Heading for a First … Birmingham Aimhigher
Definitely worthy of a first is news that AimHigher has been reborn in Birmingham as a joint venture between Aston, Birmingham City, University College Birmingham and the University of Birmingham. To date, one of the most counter-productive coalition cuts has been to the AimHigher programme, a dedicated activity with schools to encourage young people to consider higher education. At a time of trebled fees, difficult graduate employment and the removal of the education maintenance allowance, there couldn’t be a more important time to salvage such activity, particularly as we learnt just last week that the initial figures for 2012 university applications give cause for concern.
When AimHigher funding was withdrawn, it was such a blow. But news from the second city that the universities had come together to salvage the activity is a rare piece of good news. It’s also worth noting that a number of other cities have also managed to bring their higher education institutions together to set up similar arrangements, such as AccessHE in London. At the last count, this brings together 20 institutions. But in truth, aside from a handful of cities, it appears that many institutions have not been able to retain a collaborative AimHigher-style programme. And it’s great to see that in Birmingham the four universities have managed to retain the AimHigher brand.

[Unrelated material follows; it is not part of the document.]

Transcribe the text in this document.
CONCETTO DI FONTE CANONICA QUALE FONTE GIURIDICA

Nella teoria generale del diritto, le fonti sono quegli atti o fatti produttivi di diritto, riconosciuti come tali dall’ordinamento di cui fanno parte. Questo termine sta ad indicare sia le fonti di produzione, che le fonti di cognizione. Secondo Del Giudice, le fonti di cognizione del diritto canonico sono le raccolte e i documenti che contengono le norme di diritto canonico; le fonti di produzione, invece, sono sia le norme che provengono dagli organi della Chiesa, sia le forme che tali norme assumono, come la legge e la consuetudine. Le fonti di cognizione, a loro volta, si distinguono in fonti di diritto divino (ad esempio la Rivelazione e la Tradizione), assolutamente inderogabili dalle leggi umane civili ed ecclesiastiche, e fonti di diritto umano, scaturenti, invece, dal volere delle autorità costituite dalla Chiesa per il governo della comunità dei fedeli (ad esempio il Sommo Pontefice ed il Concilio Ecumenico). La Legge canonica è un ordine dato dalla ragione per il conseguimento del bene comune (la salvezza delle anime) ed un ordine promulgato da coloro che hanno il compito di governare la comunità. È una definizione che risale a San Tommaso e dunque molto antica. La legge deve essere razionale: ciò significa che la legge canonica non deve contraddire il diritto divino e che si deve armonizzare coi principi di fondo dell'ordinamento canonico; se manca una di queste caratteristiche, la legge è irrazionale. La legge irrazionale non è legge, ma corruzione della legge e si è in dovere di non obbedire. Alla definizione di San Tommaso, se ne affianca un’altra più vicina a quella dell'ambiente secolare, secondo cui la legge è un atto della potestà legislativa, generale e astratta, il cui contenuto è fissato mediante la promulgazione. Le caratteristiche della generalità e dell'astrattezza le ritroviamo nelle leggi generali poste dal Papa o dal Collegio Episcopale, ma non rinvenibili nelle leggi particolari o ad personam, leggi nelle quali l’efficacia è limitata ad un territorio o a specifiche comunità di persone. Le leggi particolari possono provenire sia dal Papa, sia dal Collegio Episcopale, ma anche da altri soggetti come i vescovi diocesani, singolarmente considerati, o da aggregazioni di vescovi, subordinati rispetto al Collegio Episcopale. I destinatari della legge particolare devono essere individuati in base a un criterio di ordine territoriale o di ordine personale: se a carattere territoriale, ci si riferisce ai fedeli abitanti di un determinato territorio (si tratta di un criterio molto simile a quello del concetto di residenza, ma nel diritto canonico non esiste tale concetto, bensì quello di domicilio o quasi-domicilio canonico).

At a time when universities are being coerced by the coalition toward competition, it’s great to see that the spirit of collaboration can still live on. And when it comes to widening access and promoting participation, there can be more no greater issue worthy of institutions coming together.
Heading for a Fail … Core and margin
News this week that 27 higher education inistiutions have applied to lower their prices is hardly surprising given the dogs dinner the government has made of setting out their higher education strategy. While at first glance it may seem like good news for prospective students, on further analysis it raises some more concerning questions.
As a consequence of the government getting its higher education sums badly wrong, the core and margin model has been introduced in a desperate attempt to force some universities to lower their prices. But, depressingly for me, the courses or institutions lowering their prices are doing so not necessarily because what they are providing isn’t up to scratch, but rather because their perceived reputation may not be high. Worse still, these are decisions not based on what it actually costs to teach a particular course, but manipulated to suit the Treasury finances.
Then consider the socio-economic backgrounds of the students likely to be forced into courses on £7,500 or less, and the backgrounds of students still likely to proceed on to degrees at £9,000 per year. The idea that students from richer backgrounds will have more spent on them, while those from more deprived backgrounds are slung into economy class stands against what higher education has, up until now, played such an important role in countering.
Rather than improving social mobility, there is a real danger that government miscalculations and an ideological bent on the market through mechanisms like core and margin will see a widening of disadvantage, rather than a closing of the gap.